Litigation Release No. 24650 / October 22, 2019

Securities and Exchange Commission v. Benjamin Taylor, Darina Windsor and Joseph Abdul Noor El-Khouri, No. 1:19-civ-09744 (S.D.N.Y. filed October 22, 2019)

The Securities and Exchange Commission today charged two former investment bankers and a London-based trader in connection with a long running international insider trading scheme. The trader allegedly generated profits of more than $2 million trading in the securities of U.S. public companies in advance of news that these companies had been targeted for acquisition.

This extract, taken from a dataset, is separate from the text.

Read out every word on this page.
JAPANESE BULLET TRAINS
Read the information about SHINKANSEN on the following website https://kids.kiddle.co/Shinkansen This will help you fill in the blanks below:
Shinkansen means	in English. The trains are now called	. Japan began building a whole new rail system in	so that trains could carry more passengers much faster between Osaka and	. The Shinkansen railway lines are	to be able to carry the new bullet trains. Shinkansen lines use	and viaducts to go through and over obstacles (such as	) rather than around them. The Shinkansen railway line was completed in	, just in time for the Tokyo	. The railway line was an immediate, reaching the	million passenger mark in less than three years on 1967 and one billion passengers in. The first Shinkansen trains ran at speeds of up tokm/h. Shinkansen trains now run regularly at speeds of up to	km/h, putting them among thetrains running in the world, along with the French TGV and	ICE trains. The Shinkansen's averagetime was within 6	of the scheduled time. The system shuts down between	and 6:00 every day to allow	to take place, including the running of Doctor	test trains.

According to the SEC's complaint filed in federal court in Manhattan, Benjamin Taylor and Darina Windsor, obtained nonpublic information about at least fifteen potential acquisitions and tender offers through their respective positions as investment bankers in the London offices of two investment banks. During the early phases of the scheme, Taylor obtained confidential deal information from his own employer and provided tips in exchange for cash payments. Taylor also regularly obtained information from his then-girlfriend Windsor who actively sought out confidential information including by accessing documents about transactions on which she was not staffed. As alleged in the complaint, Taylor tipped the information directly or indirectly to Joseph Abdul Noor El-Khouri and/or another trader who collectively traded in advance of at least fifteen different acquisition announcements. El Khouri, who resides in Monaco and London, allegedly used the information to net over $2 million in illicit profits trading Contracts for Difference and spread bets based on securities of at least six U.S. companies that were about to be acquired.

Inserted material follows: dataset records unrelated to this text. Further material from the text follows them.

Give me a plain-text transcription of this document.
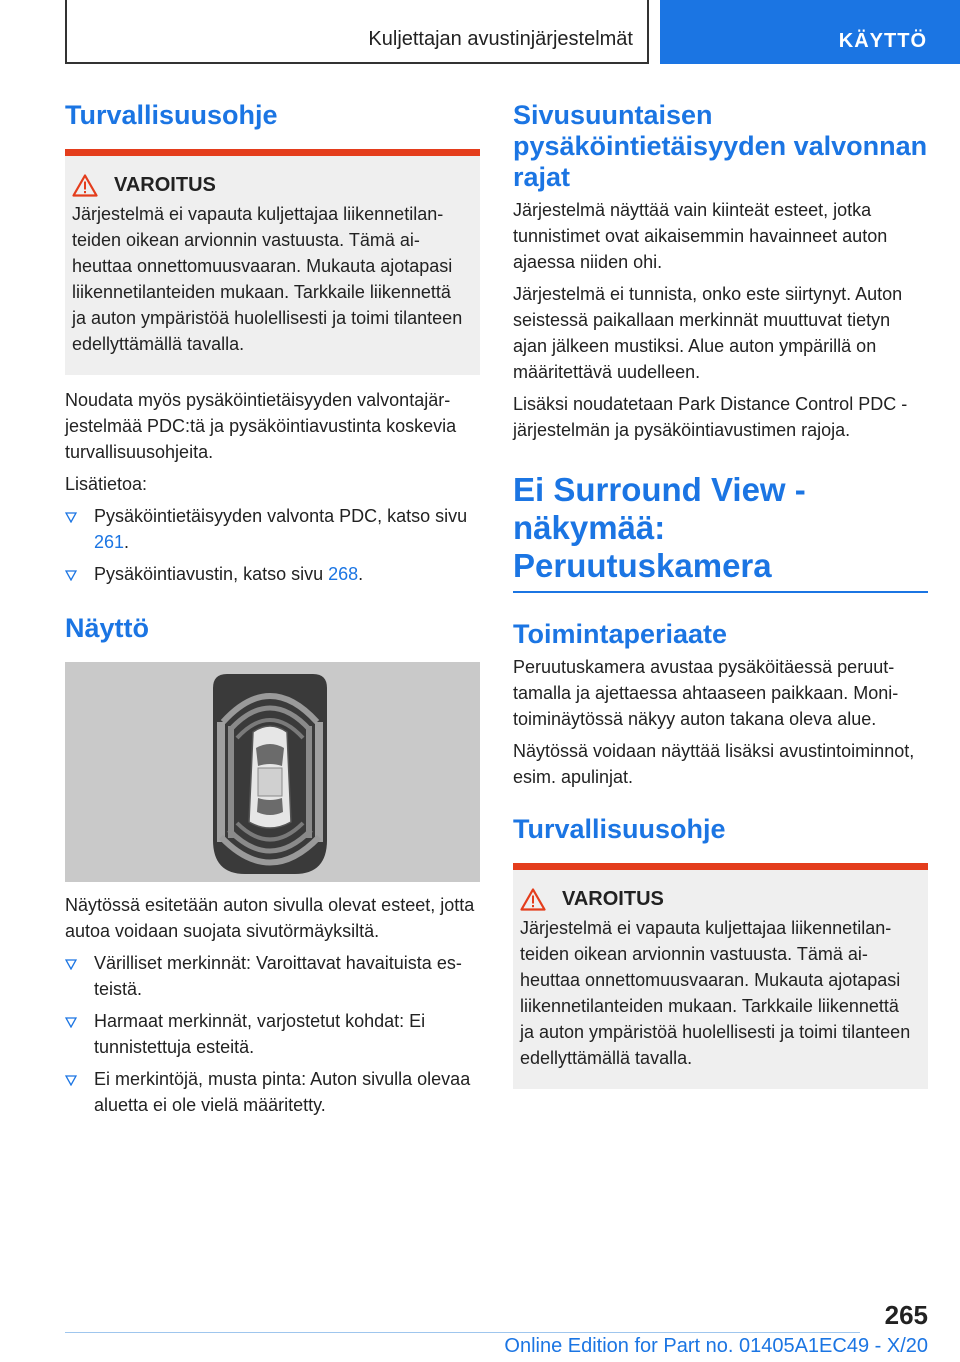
Kuljettajan avustinjärjestelmät	KÄYTTÖ
Turvallisuusohje
VAROITUS

Järjestelmä ei vapauta kuljettajaa liikennetilanteiden oikean arvionnin vastuusta. Tämä aiheuttaa onnettomuusvaaran. Mukauta ajotapasi liikennetilanteiden mukaan. Tarkkaile liikennettä ja auton ympäristöä huolellisesti ja toimi tilanteen edellyttämällä tavalla.

Noudata myös pysäköintietäisyyden valvontajärjestelmää PDC:tä ja pysäköintiavustinta koskevia turvallisuusohjeita.

Lisätietoa:

Pysäköintietäisyyden valvonta PDC, katso sivu 261.
Pysäköintiavustin, katso sivu 268.
Näyttö

Näytössä esitetään auton sivulla olevat esteet, jotta autoa voidaan suojata sivutörmäyksiltä.

Värilliset merkinnät: Varoittavat havaituista esteistä.
Harmaat merkinnät, varjostetut kohdat: Ei tunnistettuja esteitä.
Ei merkintöjä, musta pinta: Auton sivulla olevaa aluetta ei ole vielä määritetty.
Sivusuuntaisen pysäköintietäisyyden valvonnan rajat

Järjestelmä näyttää vain kiinteät esteet, jotka tunnistimet ovat aikaisemmin havainneet auton ajaessa niiden ohi.

Järjestelmä ei tunnista, onko este siirtynyt. Auton seistessä paikallaan merkinnät muuttuvat tietyn ajan jälkeen mustiksi. Alue auton ympärillä on määritettävä uudelleen.

Lisäksi noudatetaan Park Distance Control PDC -järjestelmän ja pysäköintiavustimen rajoja.

Ei Surround View -näkymää: Peruutuskamera
Toimintaperiaate

Peruutuskamera avustaa pysäköitäessä peruuttamalla ja ajettaessa ahtaaseen paikkaan. Monitoiminäytössä näkyy auton takana oleva alue.

Näytössä voidaan näyttää lisäksi avustintoiminnot, esim. apulinjat.

Turvallisuusohje
VAROITUS

Järjestelmä ei vapauta kuljettajaa liikennetilanteiden oikean arvionnin vastuusta. Tämä aiheuttaa onnettomuusvaaran. Mukauta ajotapasi liikennetilanteiden mukaan. Tarkkaile liikennettä ja auton ympäristöä huolellisesti ja toimi tilanteen edellyttämällä tavalla.

265
Online Edition for Part no. 01405A1EC49 - X/20
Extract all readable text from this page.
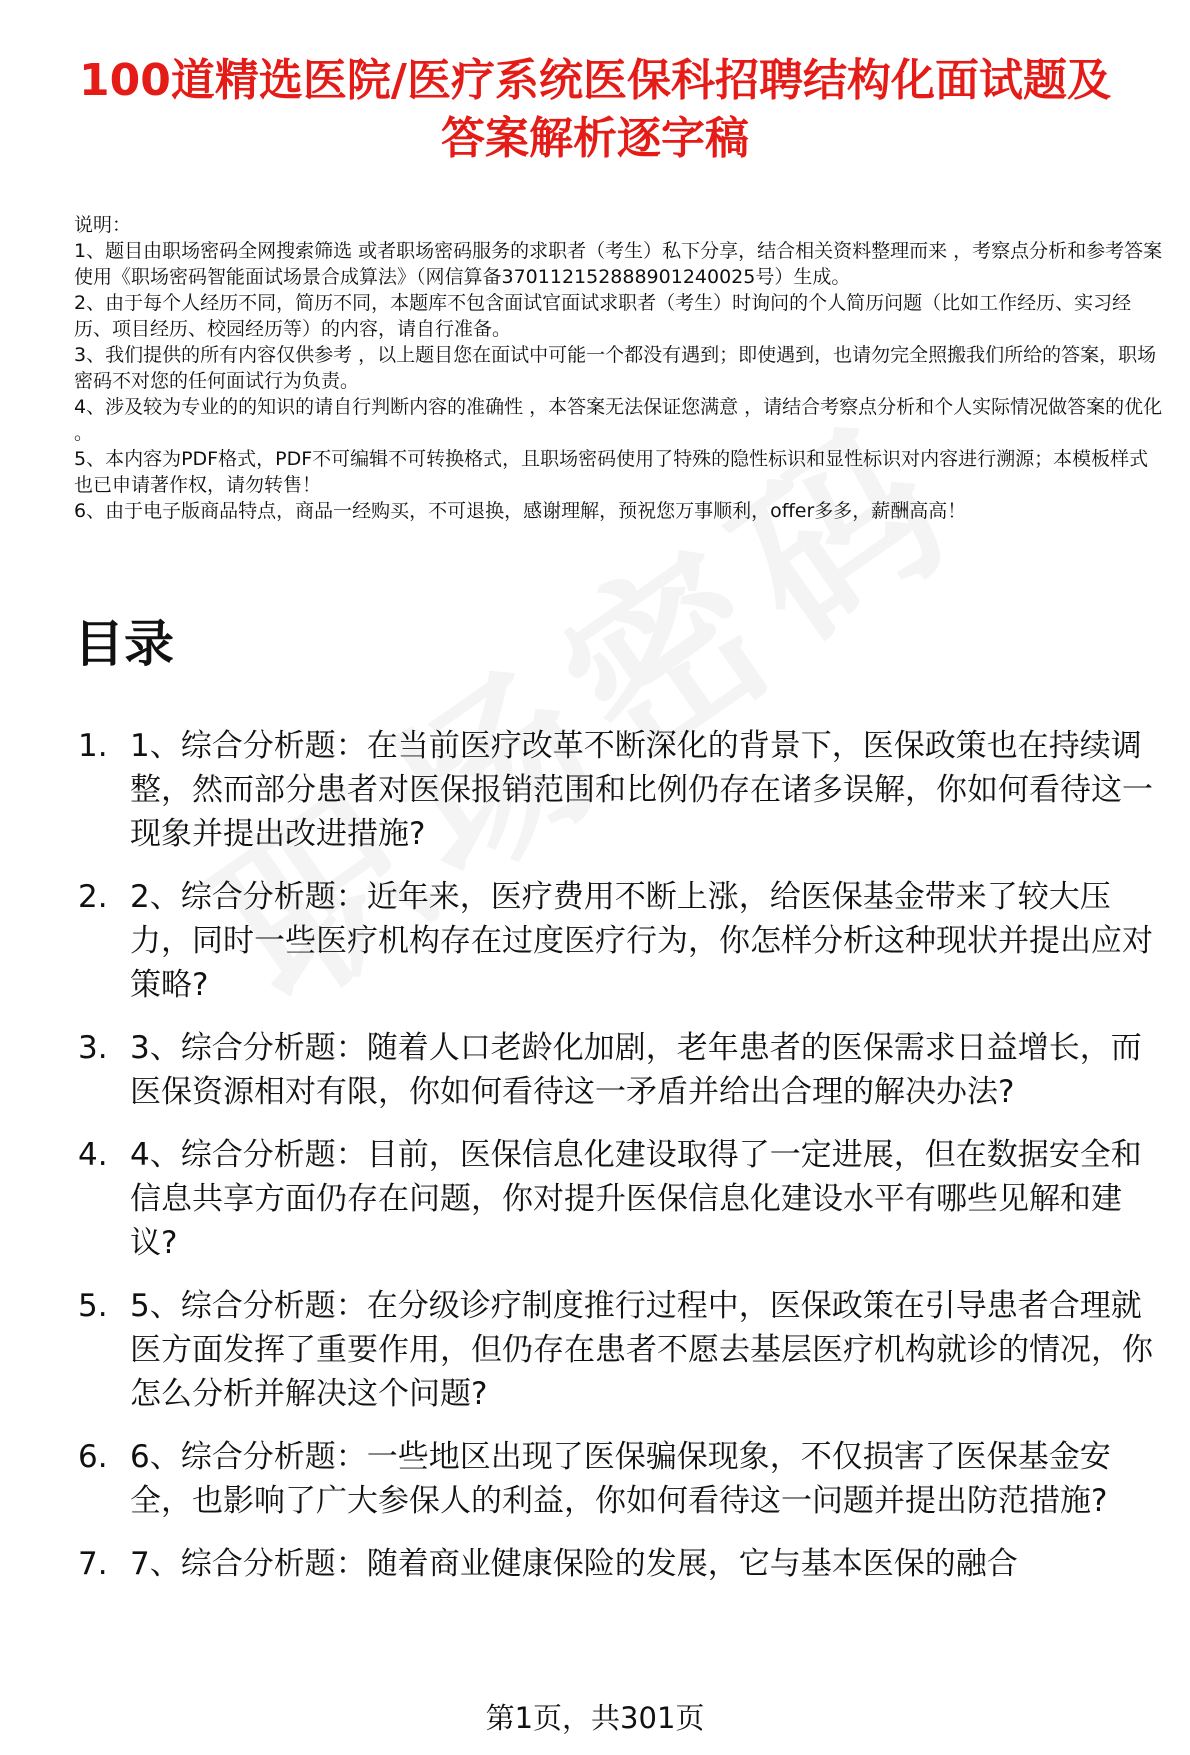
100道精选医院/医疗系统医保科招聘结构化面试题及答案解析逐字稿

说明：

1、题目由职场密码全网搜索筛选 或者职场密码服务的求职者（考生）私下分享，结合相关资料整理而来 ，考察点分析和参考答案使用《职场密码智能面试场景合成算法》（网信算备370112152888901240025号）生成。

2、由于每个人经历不同，简历不同，本题库不包含面试官面试求职者（考生）时询问的个人简历问题（比如工作经历、实习经历、项目经历、校园经历等）的内容，请自行准备。

3、我们提供的所有内容仅供参考 ，以上题目您在面试中可能一个都没有遇到；即使遇到，也请勿完全照搬我们所给的答案，职场密码不对您的任何面试行为负责。

4、涉及较为专业的的知识的请自行判断内容的准确性 ，本答案无法保证您满意 ，请结合考察点分析和个人实际情况做答案的优化 。

5、本内容为PDF格式，PDF不可编辑不可转换格式，且职场密码使用了特殊的隐性标识和显性标识对内容进行溯源；本模板样式也已申请著作权，请勿转售！

6、由于电子版商品特点，商品一经购买，不可退换，感谢理解，预祝您万事顺利，offer多多，薪酬高高！

目录
1. 1、综合分析题：在当前医疗改革不断深化的背景下，医保政策也在持续调整，然而部分患者对医保报销范围和比例仍存在诸多误解，你如何看待这一现象并提出改进措施?
2. 2、综合分析题：近年来，医疗费用不断上涨，给医保基金带来了较大压力，同时一些医疗机构存在过度医疗行为，你怎样分析这种现状并提出应对策略?
3. 3、综合分析题：随着人口老龄化加剧，老年患者的医保需求日益增长，而医保资源相对有限，你如何看待这一矛盾并给出合理的解决办法?
4. 4、综合分析题：目前，医保信息化建设取得了一定进展，但在数据安全和信息共享方面仍存在问题，你对提升医保信息化建设水平有哪些见解和建议?
5. 5、综合分析题：在分级诊疗制度推行过程中，医保政策在引导患者合理就医方面发挥了重要作用，但仍存在患者不愿去基层医疗机构就诊的情况，你怎么分析并解决这个问题?
6. 6、综合分析题：一些地区出现了医保骗保现象，不仅损害了医保基金安全，也影响了广大参保人的利益，你如何看待这一问题并提出防范措施?
7. 7、综合分析题：随着商业健康保险的发展，它与基本医保的融合
第1页，共301页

The case originated from the SEC Market Abuse Unit's Analysis and Detection Center, which uses data analysis tools to detect suspicious patterns, such as improbably successful trading across different securities over time.  Enhanced detection capabilities enabled SEC Enforcement staff to spot the unusual trading activities alleged in the SEC's complaint.

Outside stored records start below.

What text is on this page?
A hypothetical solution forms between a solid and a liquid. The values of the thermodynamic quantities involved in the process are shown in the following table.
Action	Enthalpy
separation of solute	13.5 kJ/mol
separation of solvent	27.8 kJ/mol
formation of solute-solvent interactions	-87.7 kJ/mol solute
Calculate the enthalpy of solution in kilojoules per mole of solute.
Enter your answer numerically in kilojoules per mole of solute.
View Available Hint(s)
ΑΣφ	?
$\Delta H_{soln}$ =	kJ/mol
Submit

In a parallel action, the U.S. Attorney's Office for the Southern District of New York today announced criminal charges against Taylor, Windsor and El Khouri.

The SEC's complaint charges Taylor, Windsor and El Khouri with violations of the antifraud provisions of Sections 10(b) and 14(e) of the Securities Exchange Act of 1934 and Rules 10b-5 and 14e-3 thereunder. The SEC seeks disgorgement of ill-gotten gains plus interest, penalties, and injunctive relief.

The SEC's investigation was conducted by Caitlyn M. Campbell, David Makol, John Rymas, and Assunta Vivolo, of the Market Abuse Unit, Michael Foster of the Chicago Regional Office and Rua Kelly of the Boston Regional Office, with assistance from Darren Boerner of the Market Abuse Unit, James D'Avino of the New York Regional Office, and Carlos Costa-Rodrigues, Marlee Miller and Matthew Greiner in the Office of International Affairs. This case has been supervised by Joseph G. Sansone, Chief of the Market Abuse Unit. The litigation will be led by Mr. Foster and Ms. Kelly. The SEC appreciates the assistance of the U.S. Attorney's Office for the Southern District of New York, the Federal Bureau of Investigation, the Financial Industry Regulatory Authority, the Danish Financial Supervisory Authority, the French Autorité des Marchés Financiers, the Monetary Authority of Singapore, the Swiss Financial Market Supervisory Authority and the United Kingdom Financial Conduct Authority.